Given the situation mentioned above where there is no camping near the national park, I research options that are still open this late in the year that will offer more than a plug on the post. Prices in the area are high, even in those locations that offer a dry camping option. It’s tough for me to pony up twenty bucks for nothing more than a parking place in a gravel parking lot, particularly in the wide open spaces such as the San Luis Valley.
But then, I stumble across the quirky “Sand Dunes Swimming Pool and Campground” 30 miles away. It would still cost me $20 to dry camp, but it includes half off admission to the giant spring-fed 99-degree swimming pool, complete with view of the snow capped Sangre de Cristos mountains as a scenic backdrop, visible through the rising steam off the hot springs. There is also a restaurant onsite, a plus considering the remote location and my limited cooking abilities following winterization.
I pay the extra $3 for admission to “The Greenhouse,” a 21 and older section of the hot springs. The tropical garden filled with pools of varying degrees has a bar offering a surprising variety of libations for such a remote location. It’s a great venue if you don’t think about it too much. But it’s a 50 yard walk down a long, cold, tunnel to reach the greenhouse, which has no toilets. That means a long walk back to the main building when nature calls. Looking around me at all the people soaking in the warm springs, some of them surrounded by multiple empty beer cans, I start to observe how many actually get out of the water during the hour or so I am soaking. ..a sobering realization as I make an early exit for the showers.
As for my visit to the National Park, well, as I’ve often been known to say, “I’m glad I went, buuuut……”
Granted, it’s a brutally cold, blustery day, but I have a hard time getting excited on my way to climb High Dune. On my way across the dry Medano Creek bed , a woman returning stops me to ask, “Do you have any goggles? If you are thinking of climbing, you are gonna need goggles. It’s like being sand-blasted up there, and you may not be able to see your way down.” I return back to the Winnie for the closest thing I have to goggles….my SCUBA mask….just in case.

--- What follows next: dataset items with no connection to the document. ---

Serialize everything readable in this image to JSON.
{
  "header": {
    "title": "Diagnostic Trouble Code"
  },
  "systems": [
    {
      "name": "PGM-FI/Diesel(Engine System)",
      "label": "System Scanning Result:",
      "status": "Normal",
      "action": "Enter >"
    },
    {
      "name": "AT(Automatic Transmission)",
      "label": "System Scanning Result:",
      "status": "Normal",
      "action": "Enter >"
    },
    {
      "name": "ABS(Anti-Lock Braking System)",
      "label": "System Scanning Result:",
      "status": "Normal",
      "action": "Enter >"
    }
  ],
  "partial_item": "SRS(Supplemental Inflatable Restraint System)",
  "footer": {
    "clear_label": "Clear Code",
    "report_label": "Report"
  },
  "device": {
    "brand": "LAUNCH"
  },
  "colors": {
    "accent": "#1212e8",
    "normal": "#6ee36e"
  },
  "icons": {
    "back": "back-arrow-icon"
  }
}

I put on my puffy down jacket and wrap my head in a scarf like a Moroccan Berber, and begin my climb.
It’s a struggle against the wind. I often feel like I’m taking one step forward and two back. Plus, the blowing wind is erasing my footsteps faster than I can outrun them. The drive into the park and stop at the Visitor Center has cut my already short day shorter, and the sun is rapidly dropping low into the sky. I start to feel uneasy about the inability to retrace my steps back, and the nagging warning from the ranger about the wandering elk across the highway. But most importantly, I’m not having any fun. So I turn about halfway up the High Dune, happy to leave without the “been there, done that.”
I am sorry to report of the National Parks with official “Park” status that I have visited thus far, this was one of my least favorites, second from the bottom to Pinnacles National Park. I would blame it on the time of year, were it not for the fact that the beautiful snow on the distant Sangre de Cristos mountains was the highlight. I think what left me cold (pun intended) was the dismal brown color of the sand.
After falling in love with the warm glow of the Coral Pink Sands of Utah, basking in the pristine beauty of the White Sands of New Mexico, traipsing across the golden dunes of Death Valley at sunrise, and frolicking with friends in the Mojave Dunes, I found myself asking “How did these dunes earn prestigious “Park” status while the others (Death Valley being the exception) have not?”
Great Sand Dunes is a relatatively new national park, being promoted from “Monument” to “Park” status in 2000 by President Bill Clinton during the purchase of nearby Baca Ranch, which doubled its size and encompassed the 14ers.